Era um grupo pequeno e de idades variadas. Entre goles de memórias e de champanhe, a bomba: Como assim? Telégrafo? Telegrama? Fax? Carta? Sim, aquela escrita à mão que vinha dobradinha dentro de um envelope selado.


Nessa altura, o papo já andava mais pelo filosófico - sim, existia vida antes do advento do correio eletrônico.


“Fulana, chegou uma carta para ti.” Se você vem lá do século passado (de antes da última década), certamente já sentiu o coração crescer e crescer e crescer diante de um envelope endereçado a você. E que não obrigatoriamente continha um boleto ou uma multa de trânsito. Tente transmitir essa sensação a uma pessoa jovem, e

prepare-se para uma experiência transcendental.


Nascidos e criados no contexto da instantaneidade, é complicado para essa turma compreender que os mesmos recursos que facilitam a vida também subtraem parcelas das nossas boas emoções.


“Mas uma mensagem por e-mail ou redes sociais também é uma coisa boa de se receber.”


Verdade. Mas a distância é abissal. Uma carta percorreu quilômetros de significado e sentido até chegar a você. Alguém dedicou tempo e energia, pegou no papel e na caneta, escreveu - sem editor de texto, sem copia e cola e sem pressa -, selou o envelope, foi até o posto dos Correios e despachou uma carta para você. Especialmente para você. Vem com vida, vem com os traços e sentimentos de quem a escreveu.


Mensagens eletrônicas chegam aos milhares. Porque o percurso é fácil.


Cartas chegam com a elegância e o charme do que é singular. E eventual. Cartas vivem, podemos senti-las, tocá-las. Podemos perscrutá-las. Carta a gente guarda.

E-mail a gente arquiva. Podemos até imprimi-lo, mas e o cheirinho? Será o da tinta da impressora.


Guardo bem os meus afetos nas cartas que recebi. É muito bom, vez que outra, tocar e sentir um bocado da minha vida. Na mão.

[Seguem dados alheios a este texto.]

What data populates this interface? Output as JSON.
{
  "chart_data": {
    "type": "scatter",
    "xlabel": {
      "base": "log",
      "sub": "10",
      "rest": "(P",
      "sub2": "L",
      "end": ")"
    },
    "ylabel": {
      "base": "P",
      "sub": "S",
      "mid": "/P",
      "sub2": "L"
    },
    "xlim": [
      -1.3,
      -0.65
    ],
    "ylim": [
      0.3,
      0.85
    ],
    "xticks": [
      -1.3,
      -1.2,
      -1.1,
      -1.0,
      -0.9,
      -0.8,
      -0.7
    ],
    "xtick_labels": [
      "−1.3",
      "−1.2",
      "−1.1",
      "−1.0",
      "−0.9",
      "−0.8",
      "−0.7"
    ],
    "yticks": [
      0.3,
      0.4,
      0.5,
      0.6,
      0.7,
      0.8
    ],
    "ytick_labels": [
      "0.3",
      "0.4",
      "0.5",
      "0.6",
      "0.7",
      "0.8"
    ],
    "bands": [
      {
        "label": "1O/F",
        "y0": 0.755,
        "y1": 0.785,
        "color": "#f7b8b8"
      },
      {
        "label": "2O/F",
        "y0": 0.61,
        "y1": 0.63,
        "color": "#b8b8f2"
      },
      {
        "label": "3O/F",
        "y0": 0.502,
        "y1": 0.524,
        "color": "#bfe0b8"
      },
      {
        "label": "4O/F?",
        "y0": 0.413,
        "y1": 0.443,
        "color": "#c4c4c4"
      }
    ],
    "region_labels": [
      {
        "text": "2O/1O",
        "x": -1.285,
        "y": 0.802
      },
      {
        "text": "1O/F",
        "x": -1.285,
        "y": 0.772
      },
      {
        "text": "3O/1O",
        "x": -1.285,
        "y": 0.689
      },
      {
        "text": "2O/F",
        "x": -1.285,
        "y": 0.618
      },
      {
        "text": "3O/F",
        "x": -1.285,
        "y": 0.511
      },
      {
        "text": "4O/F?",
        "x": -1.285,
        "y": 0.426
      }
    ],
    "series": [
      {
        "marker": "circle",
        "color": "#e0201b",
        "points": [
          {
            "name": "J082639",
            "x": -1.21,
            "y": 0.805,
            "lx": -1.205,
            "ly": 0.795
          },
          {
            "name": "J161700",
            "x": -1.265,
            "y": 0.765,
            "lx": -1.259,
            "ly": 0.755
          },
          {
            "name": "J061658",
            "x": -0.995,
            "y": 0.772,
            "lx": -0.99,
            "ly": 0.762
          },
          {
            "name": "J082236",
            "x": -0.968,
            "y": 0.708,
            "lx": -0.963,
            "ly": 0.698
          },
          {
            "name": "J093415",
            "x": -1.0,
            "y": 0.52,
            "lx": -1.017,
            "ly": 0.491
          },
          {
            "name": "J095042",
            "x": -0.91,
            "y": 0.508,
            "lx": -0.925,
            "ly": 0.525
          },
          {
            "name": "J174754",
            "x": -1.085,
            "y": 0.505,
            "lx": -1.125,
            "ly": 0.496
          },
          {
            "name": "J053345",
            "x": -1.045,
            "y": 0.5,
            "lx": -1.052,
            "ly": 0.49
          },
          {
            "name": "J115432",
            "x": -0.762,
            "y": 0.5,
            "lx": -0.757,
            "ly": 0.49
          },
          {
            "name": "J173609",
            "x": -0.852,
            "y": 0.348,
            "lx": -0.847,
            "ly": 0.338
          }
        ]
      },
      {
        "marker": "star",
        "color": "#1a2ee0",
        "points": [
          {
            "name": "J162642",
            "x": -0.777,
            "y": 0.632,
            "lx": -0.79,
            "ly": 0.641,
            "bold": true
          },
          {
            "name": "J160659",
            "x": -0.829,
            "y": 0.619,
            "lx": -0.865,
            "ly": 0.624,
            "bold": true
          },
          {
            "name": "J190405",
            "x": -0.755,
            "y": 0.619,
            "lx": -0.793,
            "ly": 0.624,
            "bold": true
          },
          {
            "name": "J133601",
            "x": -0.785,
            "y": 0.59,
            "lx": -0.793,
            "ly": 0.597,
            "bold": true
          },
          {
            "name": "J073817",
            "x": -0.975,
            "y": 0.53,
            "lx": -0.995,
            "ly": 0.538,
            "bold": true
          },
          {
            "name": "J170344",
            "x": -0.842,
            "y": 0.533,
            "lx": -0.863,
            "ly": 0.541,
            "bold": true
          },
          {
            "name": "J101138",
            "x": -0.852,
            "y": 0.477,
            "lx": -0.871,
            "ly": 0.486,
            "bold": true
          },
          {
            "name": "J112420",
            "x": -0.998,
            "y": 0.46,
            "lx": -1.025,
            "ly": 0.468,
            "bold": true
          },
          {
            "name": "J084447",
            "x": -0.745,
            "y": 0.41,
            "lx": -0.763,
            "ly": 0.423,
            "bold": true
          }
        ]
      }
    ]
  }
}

A conversa fluía bem. Mencionei meu desapontamento quando algumas pessoas não responderam - nem mesmo com um econômico “ok, obrigado” ou um “recebido” - as mensagens que eu havia enviado no Natal. Alguém da ala jovem foi rápido e preciso: “É que são mensagens demais, é tudo muito. Nem liga, não é nada pessoal.”


Tá aí, não é nada pessoal.


Fim de papo.


Até.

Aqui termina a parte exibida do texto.